That took a bit to follow, but I think I got it. Normandy Real Estate Partners seems to have pulled off one of those NO MONEY DOWN late night infomercials that you don't see anymore.

Normandy basically told the Bank, we'll bid $660 Million, if you give us a 5.6% no money down loan, because that's what the rents support.

So bid of $660M @ 5.6% equals $470M % 11%.


Lookout said...

No, what this means is that in pure economic terms the seller PAID the buyer to take over the property ( by the amount if the value of the cheap financing). Truly a CRE Short Sale!

Anonymous said...

Normandy had bought a bunch of the mezz debt, so they basically just paid $20 million over the mortgage amount and agreed to cure any existing defaults. So their equity is $20 mm plus whatever they paid for the mezz.

russell1200 said...

Hancock building is infamous in architectural circles for having windows that would come lose and come crashing down on the sidewalk.

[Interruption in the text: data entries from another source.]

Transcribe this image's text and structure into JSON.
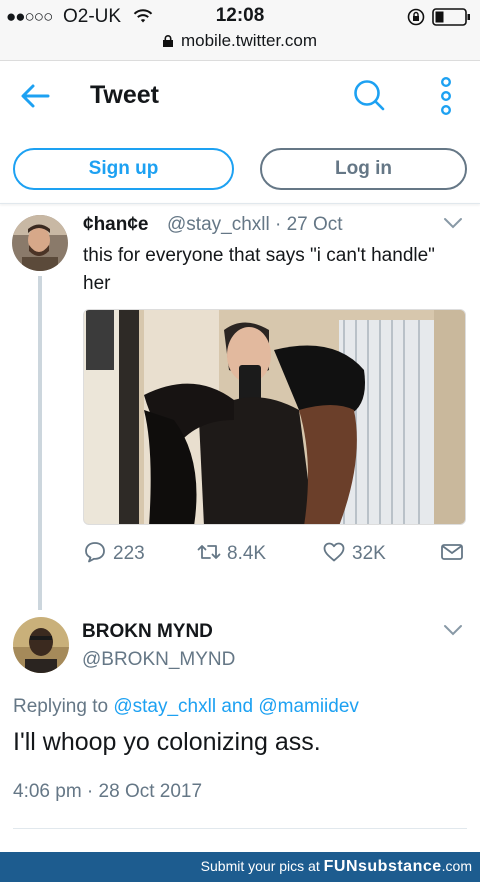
{
  "status_bar": {
    "signal": "●●○○○",
    "carrier": "O2-UK",
    "time": "12:08",
    "url": "mobile.twitter.com"
  },
  "header": {
    "title": "Tweet",
    "icons": [
      "back-arrow-icon",
      "search-icon",
      "more-vertical-icon"
    ]
  },
  "auth": {
    "signup_label": "Sign up",
    "login_label": "Log in"
  },
  "parent_tweet": {
    "name": "¢han¢e",
    "handle_date": "@stay_chxll · 27 Oct",
    "text": "this for everyone that says \"i can't handle\" her",
    "replies": "223",
    "retweets": "8.4K",
    "likes": "32K"
  },
  "main_tweet": {
    "name": "BROKN MYND",
    "handle": "@BROKN_MYND",
    "replying_prefix": "Replying to",
    "reply_user1": "@stay_chxll",
    "reply_and": "and",
    "reply_user2": "@mamiidev",
    "text": "I'll whoop yo colonizing ass.",
    "timestamp": "4:06 pm · 28 Oct 2017"
  },
  "footer": {
    "prefix": "Submit your pics at",
    "brand": "FUNsubstance",
    "suffix": ".com"
  },
  "colors": {
    "accent": "#1da1f2",
    "muted": "#657786",
    "footer": "#1d5c8f"
  }
}
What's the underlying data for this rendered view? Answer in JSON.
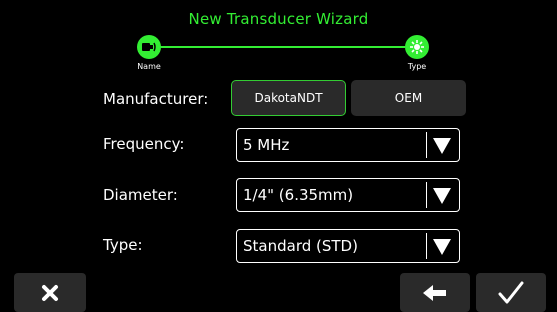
{
  "wizard": {
    "title": "New Transducer Wizard",
    "steps": [
      {
        "label": "Name",
        "icon": "transducer-probe-icon"
      },
      {
        "label": "Type",
        "icon": "crystal-element-icon"
      }
    ]
  },
  "form": {
    "manufacturer": {
      "label": "Manufacturer:",
      "options": [
        "DakotaNDT",
        "OEM"
      ],
      "selected": "DakotaNDT"
    },
    "frequency": {
      "label": "Frequency:",
      "value": "5 MHz"
    },
    "diameter": {
      "label": "Diameter:",
      "value": "1/4\" (6.35mm)"
    },
    "type": {
      "label": "Type:",
      "value": "Standard (STD)"
    }
  },
  "toolbar": {
    "cancel_icon": "close-icon",
    "back_icon": "back-arrow-icon",
    "confirm_icon": "checkmark-icon"
  },
  "colors": {
    "accent": "#33ee33",
    "button_bg": "#2a2a2a",
    "background": "#000000"
  }
}
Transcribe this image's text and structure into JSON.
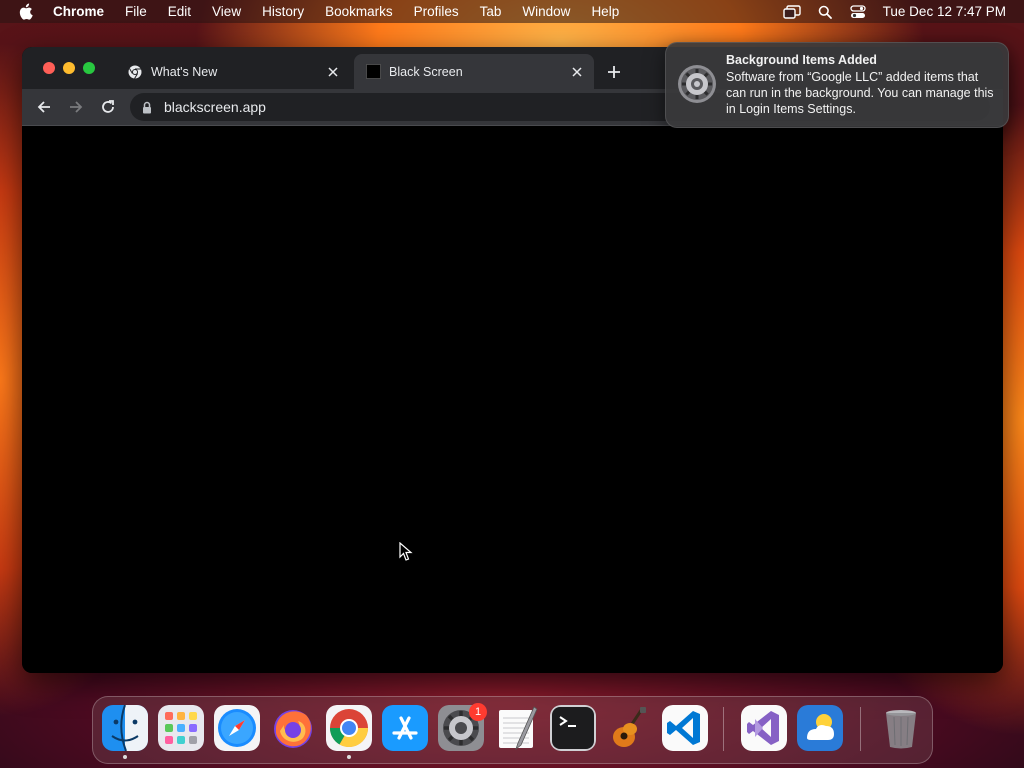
{
  "menubar": {
    "app_name": "Chrome",
    "items": [
      "File",
      "Edit",
      "View",
      "History",
      "Bookmarks",
      "Profiles",
      "Tab",
      "Window",
      "Help"
    ],
    "clock": "Tue Dec 12  7:47 PM",
    "status_icons": [
      "screen-mirroring-icon",
      "spotlight-search-icon",
      "control-center-icon"
    ]
  },
  "browser": {
    "tabs": [
      {
        "label": "What's New",
        "icon": "chrome-icon",
        "active": false
      },
      {
        "label": "Black Screen",
        "icon": "black-square-icon",
        "active": true
      }
    ],
    "url": "blackscreen.app"
  },
  "notification": {
    "title": "Background Items Added",
    "body": "Software from “Google LLC” added items that can run in the background. You can manage this in Login Items Settings.",
    "icon": "gear-icon"
  },
  "dock": {
    "apps": [
      {
        "name": "Finder",
        "icon": "finder-icon",
        "running": true
      },
      {
        "name": "Launchpad",
        "icon": "launchpad-icon",
        "running": false
      },
      {
        "name": "Safari",
        "icon": "safari-icon",
        "running": false
      },
      {
        "name": "Firefox",
        "icon": "firefox-icon",
        "running": false
      },
      {
        "name": "Google Chrome",
        "icon": "chrome-icon",
        "running": true
      },
      {
        "name": "App Store",
        "icon": "app-store-icon",
        "running": false
      },
      {
        "name": "System Settings",
        "icon": "settings-icon",
        "running": false,
        "badge": "1"
      },
      {
        "name": "TextEdit",
        "icon": "textedit-icon",
        "running": false
      },
      {
        "name": "Terminal",
        "icon": "terminal-icon",
        "running": false
      },
      {
        "name": "GarageBand",
        "icon": "garageband-icon",
        "running": false
      },
      {
        "name": "Visual Studio Code",
        "icon": "vscode-icon",
        "running": false
      },
      {
        "name": "Visual Studio",
        "icon": "visual-studio-icon",
        "running": false
      },
      {
        "name": "Weather",
        "icon": "weather-icon",
        "running": false
      },
      {
        "name": "Trash",
        "icon": "trash-icon",
        "running": false
      }
    ]
  }
}
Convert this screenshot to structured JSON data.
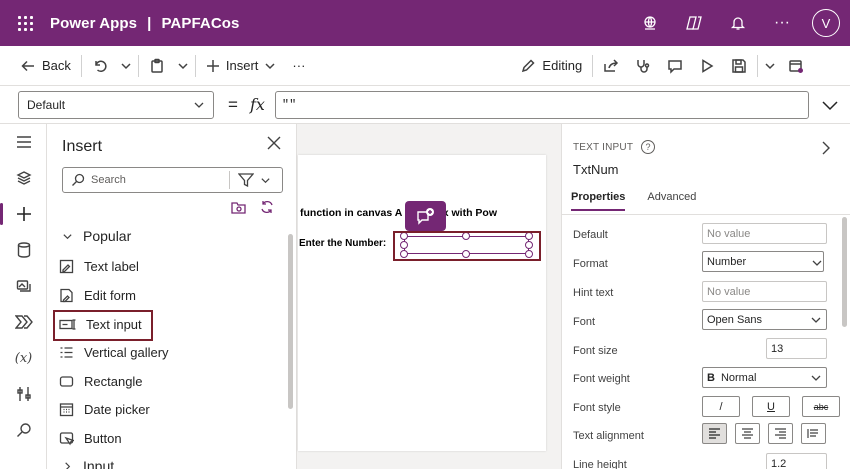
{
  "app": {
    "name": "Power Apps",
    "separator": "|",
    "project": "PAPFACos",
    "user_initial": "V"
  },
  "topbar_icons": [
    "environment-icon",
    "copilot-icon",
    "bell-icon",
    "more-icon"
  ],
  "commands": {
    "back": "Back",
    "insert": "Insert",
    "more": "···",
    "editing": "Editing"
  },
  "formula": {
    "property": "Default",
    "equals": "=",
    "fx": "fx",
    "value": "\"\""
  },
  "insert_pane": {
    "title": "Insert",
    "search_placeholder": "Search",
    "section_popular": "Popular",
    "items": [
      "Text label",
      "Edit form",
      "Text input",
      "Vertical gallery",
      "Rectangle",
      "Date picker",
      "Button"
    ],
    "section_input": "Input"
  },
  "canvas": {
    "heading": "function in canvas A     PowerFx with Pow",
    "label": "Enter the Number:"
  },
  "props_pane": {
    "control_type": "TEXT INPUT",
    "control_name": "TxtNum",
    "tabs": [
      "Properties",
      "Advanced"
    ],
    "rows": {
      "default": {
        "label": "Default",
        "value": "No value"
      },
      "format": {
        "label": "Format",
        "value": "Number"
      },
      "hint": {
        "label": "Hint text",
        "value": "No value"
      },
      "font": {
        "label": "Font",
        "value": "Open Sans"
      },
      "font_size": {
        "label": "Font size",
        "value": "13"
      },
      "font_weight": {
        "label": "Font weight",
        "value_glyph": "B",
        "value": "Normal"
      },
      "font_style": {
        "label": "Font style",
        "italic": "/",
        "underline": "U",
        "strike": "abc"
      },
      "text_alignment": {
        "label": "Text alignment"
      },
      "line_height": {
        "label": "Line height",
        "value": "1.2"
      }
    }
  },
  "colors": {
    "brand": "#742774",
    "highlight": "#7a1f2b"
  }
}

Took an absolute ton of money to fix. Or at least a lot in pre-bailout terms. The story implies that I am going to have a deflationary single digit paycheck, but the bailout numbers imply that I may experience a six git paycheck eventually. Just have to wait and see which way it will go.

Anonymous said...

Anonymous @ April 1, 2009 11:56 AM is the only person who really gets it.